In Continuation of an article 'Signs of Dividend Cut', let me
follow up with a the other side of the coin. Companies can also
initiate a dividend increase. In fact, plenty of successful
companies, always deliver dividend increases year after year.
There are plenty of reasons for dividend increase; management
ego, financial strength, inefficient money management. Whatever
it is, dividend increase is normally a good sign for publicly
traded companies.

It is true that dividends are taxed twice; once at corporate
level and another one at individual tax filing. However,
companies that pay its dividend can't lie about its profit
figure. Money received by shareholders is money that is obtained
from the corporation. Without increasing profit, corporation is
less likely to raise dividends.

Here are several indications that management will raise future
dividend:

Increasing Cash Flow From Operations. When cash inflow is
positive and increasing, it will pile up in the balance sheet.
One way to reinvest the cash flow is by distributing it as
dividends to shareholders.

Positive Net Cash. If a company is increasingly
profitable and has positive net cash on its balance sheet, the
chance is those cash will be distributed to shareholders in the
form of higher dividends.

Low Capital Expenditure. When the capital expenditure
requirement for a firm is low, the company has more cash to use.
Furthermore, if the business operation generate more and more
profits, there is no reason why management should withhold the
cash.

No Acquisition Target in sight. A company may decide to
accumulate cash in advance of future acquisitions. However, if a
company operates in an industry where no acquisition target in
sight, it will eventually raise its dividend to distribute the
extra cash to shareholders.

Overvalued Stock Price. Smart management know how to best
use its resources. When the company's stock price is overvalued,
it is not wise to buy back its own shares.
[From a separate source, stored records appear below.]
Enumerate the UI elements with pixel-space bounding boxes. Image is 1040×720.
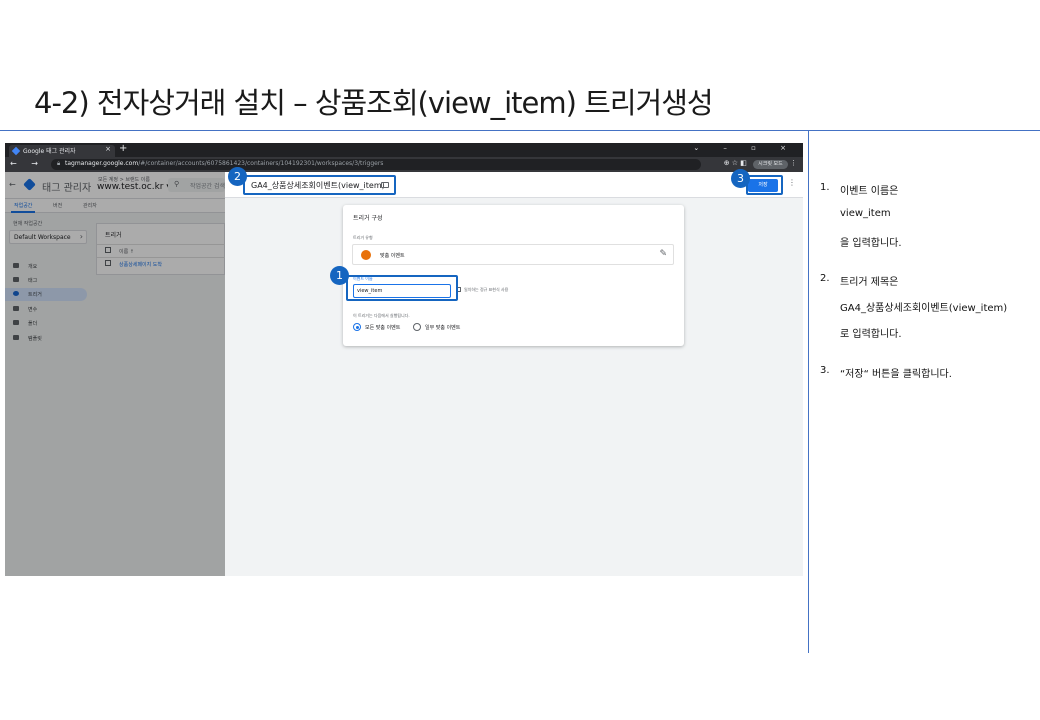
address-bar[interactable]: 🔒︎ tagmanager.google.com/#/container/acc… xyxy=(51,159,701,170)
step-badge-2: 2 xyxy=(228,167,247,186)
new-tab-button[interactable]: + xyxy=(119,143,127,154)
tab-close-icon[interactable]: × xyxy=(105,145,111,153)
custom-event-icon xyxy=(361,250,371,260)
regex-label: 일치하는 정규 표현식 사용 xyxy=(464,287,509,292)
more-options-icon[interactable]: ⋮ xyxy=(788,178,796,187)
step-badge-3: 3 xyxy=(731,169,750,188)
highlight-trigger-name xyxy=(243,175,396,195)
trigger-editor-panel: ✕ GA4_상품상세조회이벤트(view_item) 저장 ⋮ 트리거 구성 트… xyxy=(225,172,803,576)
note-2-line-c: 로 입력합니다. xyxy=(840,329,902,340)
browser-tab[interactable]: Google 태그 관리자 × xyxy=(9,145,115,157)
gtm-favicon-icon xyxy=(11,146,21,156)
window-controls[interactable]: ⌄ – ▫ × xyxy=(693,144,797,152)
note-2-number: 2. xyxy=(820,273,830,284)
radio-some-events[interactable] xyxy=(413,323,421,331)
header-rule xyxy=(0,130,1040,131)
toolbar-icons[interactable]: ⊕ ☆ ◧ xyxy=(724,159,747,167)
browser-toolbar: ← → C 🔒︎ tagmanager.google.com/#/contain… xyxy=(5,157,803,172)
radio-all-label: 모든 맞춤 이벤트 xyxy=(365,325,401,331)
slide-title: 4-2) 전자상거래 설치 – 상품조회(view_item) 트리거생성 xyxy=(34,86,714,120)
card-title: 트리거 구성 xyxy=(353,215,383,222)
tab-title: Google 태그 관리자 xyxy=(23,148,76,155)
radio-some-label: 일부 맞춤 이벤트 xyxy=(425,325,461,331)
note-1-line-c: 을 입력합니다. xyxy=(840,238,902,249)
note-1-number: 1. xyxy=(820,182,830,193)
screenshot: Google 태그 관리자 × + ⌄ – ▫ × ← → C 🔒︎ tagma… xyxy=(5,143,803,576)
highlight-event-name xyxy=(346,275,458,301)
modal-scrim xyxy=(5,172,225,576)
gtm-app: ← 태그 관리자 모든 계정 > 브랜드 이름 www.test.oc.kr ▾… xyxy=(5,172,803,576)
step-badge-1: 1 xyxy=(330,266,349,285)
lock-icon: 🔒︎ xyxy=(57,160,61,167)
browser-tab-bar: Google 태그 관리자 × + ⌄ – ▫ × xyxy=(5,143,803,157)
trigger-type-selector[interactable]: 맞춤 이벤트 ✎ xyxy=(352,244,674,265)
trigger-type-label: 트리거 유형 xyxy=(353,235,373,240)
note-3-line-a: “저장“ 버튼을 클릭합니다. xyxy=(840,369,952,380)
trigger-type-value: 맞춤 이벤트 xyxy=(380,253,405,259)
note-2-line-a: 트리거 제목은 xyxy=(840,277,899,288)
note-2-line-b: GA4_상품상세조회이벤트(view_item) xyxy=(840,303,1008,314)
fires-on-label: 이 트리거는 다음에서 실행됩니다. xyxy=(353,313,410,318)
browser-menu-icon[interactable]: ⋮ xyxy=(790,159,797,167)
radio-all-events[interactable] xyxy=(353,323,361,331)
browser-actions: ⊕ ☆ ◧ 시크릿 모드 ⋮ xyxy=(724,159,797,169)
highlight-save-button xyxy=(746,175,783,195)
column-divider xyxy=(808,130,809,653)
edit-pencil-icon[interactable]: ✎ xyxy=(659,249,667,259)
incognito-profile-button[interactable]: 시크릿 모드 xyxy=(753,160,788,169)
note-1-line-a: 이벤트 이름은 xyxy=(840,186,899,197)
url-host: tagmanager.google.com xyxy=(65,160,139,167)
url-path: /#/container/accounts/6075861423/contain… xyxy=(138,160,384,167)
note-3-number: 3. xyxy=(820,365,830,376)
note-1-line-b: view_item xyxy=(840,208,891,219)
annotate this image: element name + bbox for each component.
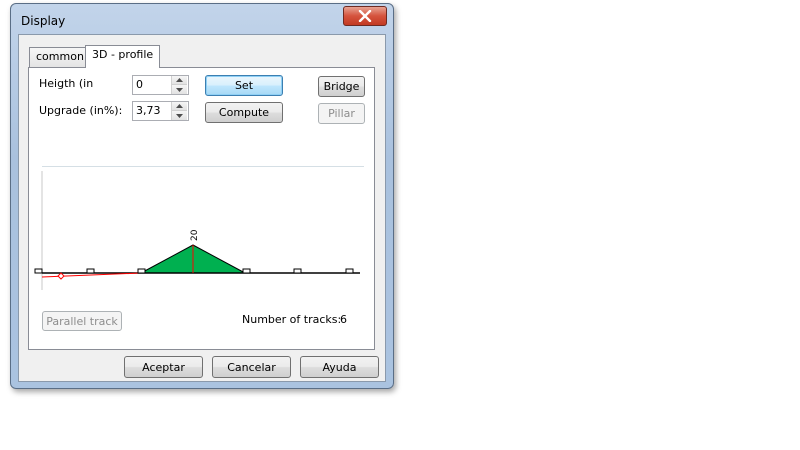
- dialog-client-area: common 3D - profile Heigth (in 0 Upgrade…: [18, 34, 386, 382]
- display-dialog: Display common 3D - profile Heigth (in 0: [10, 3, 394, 389]
- close-icon: [358, 10, 372, 22]
- profile-view[interactable]: 20: [29, 68, 376, 351]
- profile-node[interactable]: [242, 268, 251, 274]
- window-title: Display: [21, 14, 66, 28]
- close-button[interactable]: [343, 6, 387, 26]
- accept-button[interactable]: Aceptar: [124, 356, 203, 378]
- parallel-track-button: Parallel track: [42, 311, 122, 331]
- cancel-button[interactable]: Cancelar: [212, 356, 291, 378]
- title-bar[interactable]: Display: [11, 4, 393, 34]
- tab-3d-profile[interactable]: 3D - profile: [85, 45, 161, 68]
- tracks-count-label: Number of tracks:: [242, 313, 342, 326]
- help-button[interactable]: Ayuda: [300, 356, 379, 378]
- tab-common[interactable]: common: [29, 47, 91, 67]
- tab-panel-3d-profile: Heigth (in 0 Upgrade (in%): 3,73 Set Com…: [28, 67, 375, 350]
- profile-marker[interactable]: [57, 272, 65, 280]
- profile-node[interactable]: [86, 268, 95, 274]
- profile-node[interactable]: [34, 268, 43, 274]
- profile-peak-label: 20: [190, 229, 200, 241]
- tracks-count-value: 6: [340, 313, 347, 326]
- profile-node[interactable]: [345, 268, 354, 274]
- profile-node[interactable]: [293, 268, 302, 274]
- profile-node[interactable]: [137, 268, 146, 274]
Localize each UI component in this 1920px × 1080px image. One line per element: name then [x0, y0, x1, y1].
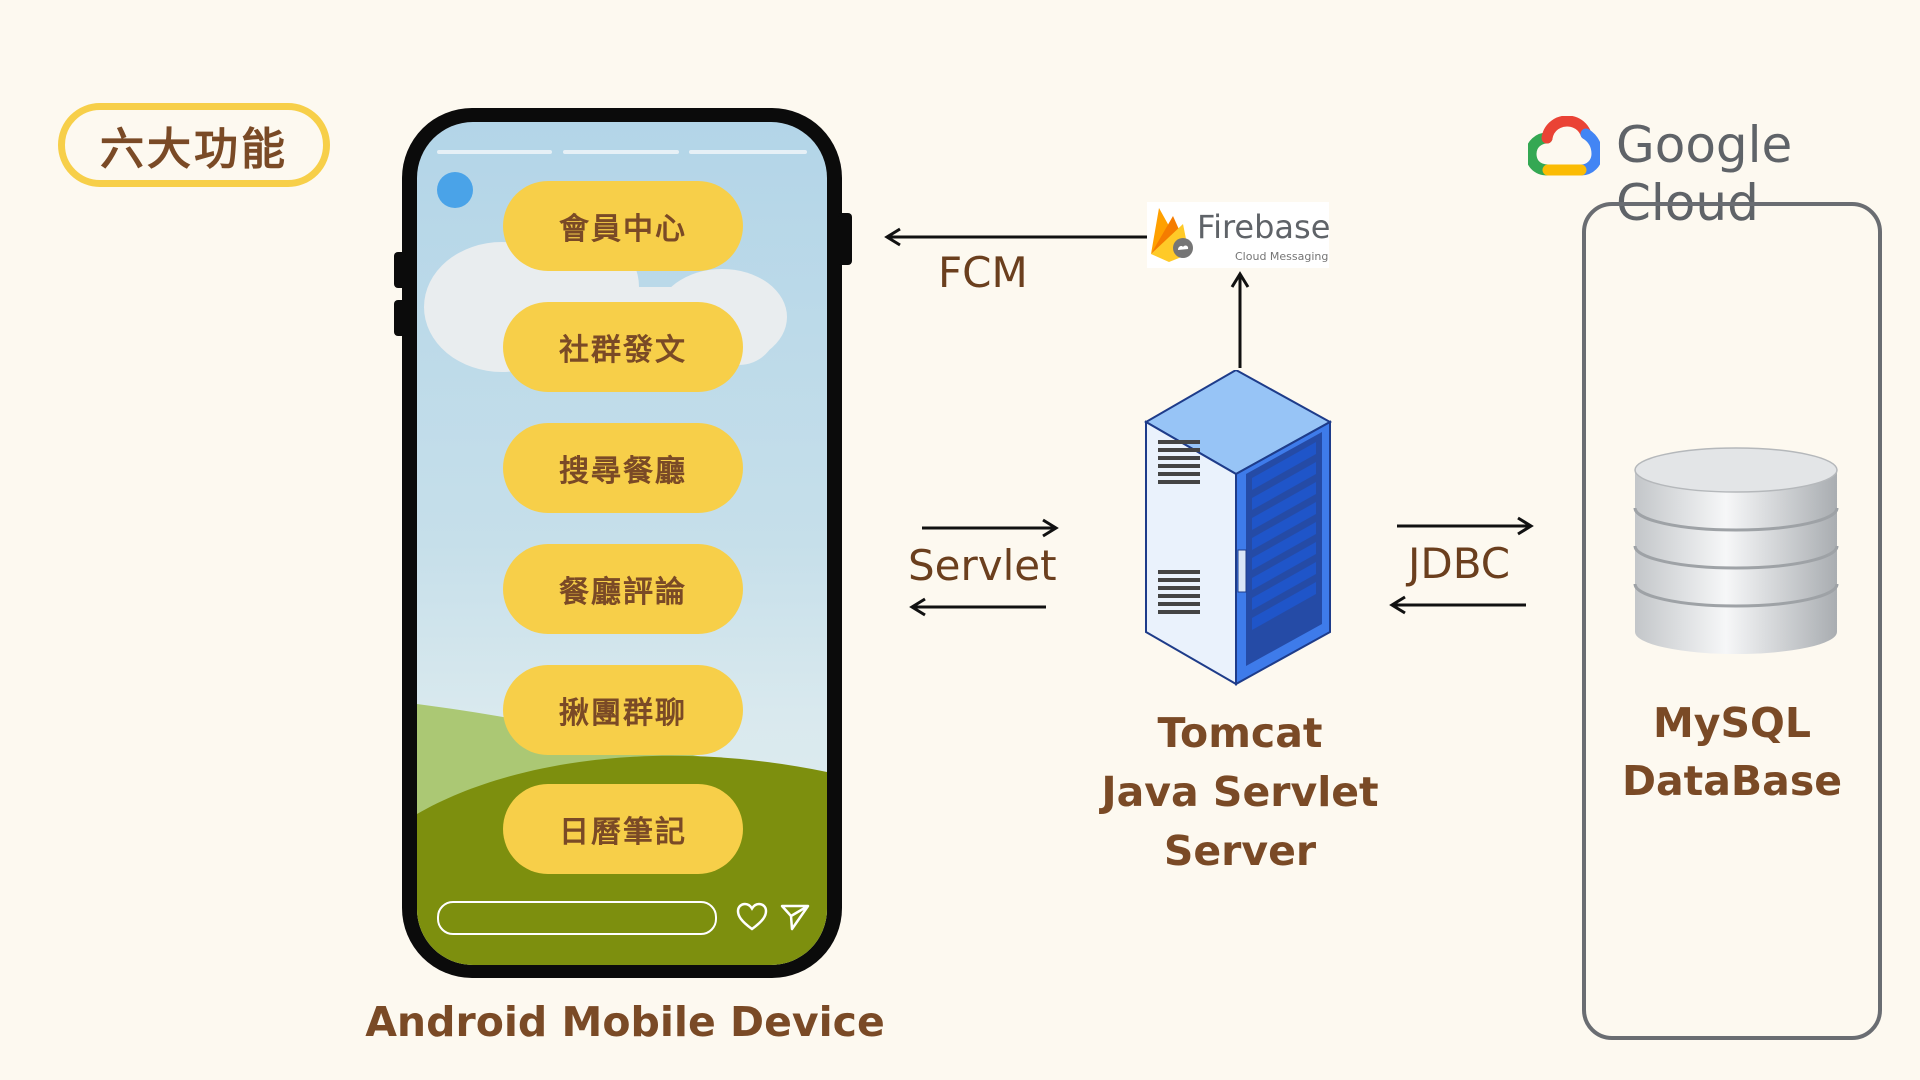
jdbc-label: JDBC: [1408, 539, 1511, 588]
server-caption-line-3: Server: [1163, 827, 1317, 875]
fcm-label: FCM: [938, 248, 1028, 297]
server-rack-icon: [1144, 370, 1333, 686]
database-caption-line-2: DataBase: [1621, 757, 1843, 805]
firebase-product: Cloud Messaging: [1235, 250, 1329, 263]
server-caption: Tomcat Java Servlet Server: [1080, 704, 1400, 881]
firebase-flame-icon: [1151, 208, 1193, 262]
database-caption: MySQL DataBase: [1582, 694, 1882, 810]
server-caption-line-2: Java Servlet: [1101, 768, 1379, 816]
servlet-label: Servlet: [908, 541, 1057, 590]
server-caption-line-1: Tomcat: [1157, 709, 1323, 757]
firebase-logo: Firebase Cloud Messaging: [1147, 202, 1331, 268]
database-icon: [1633, 447, 1839, 654]
google-cloud-icon: [1528, 116, 1600, 176]
google-cloud-logo: Google Cloud: [1528, 112, 1908, 232]
database-caption-line-1: MySQL: [1652, 699, 1812, 747]
firebase-name: Firebase: [1197, 208, 1331, 246]
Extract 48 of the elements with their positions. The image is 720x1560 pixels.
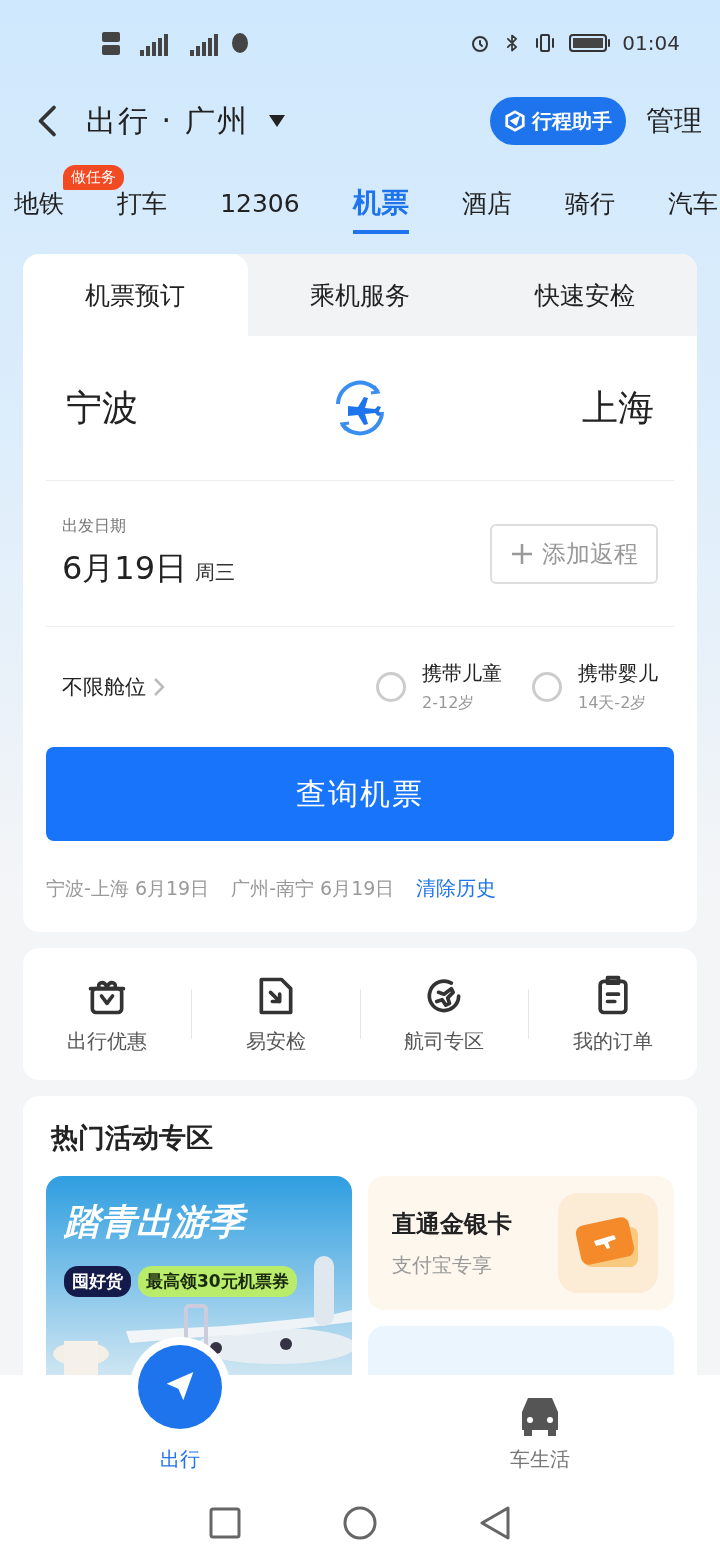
clock: 01:04 [622,31,680,55]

With profits piling
up and cash left unused, the only sensible way is to raise
dividends.

While most of the above criteria are important, the most
critical requirement for a dividend raise is increasing profit.
Without profit, the company has no resource to do anything.
Therefore, if you want to invest a company who will raise its
dividend, consider buying a stock of a company that is highly
profitable and is expected to increase profit for a long time.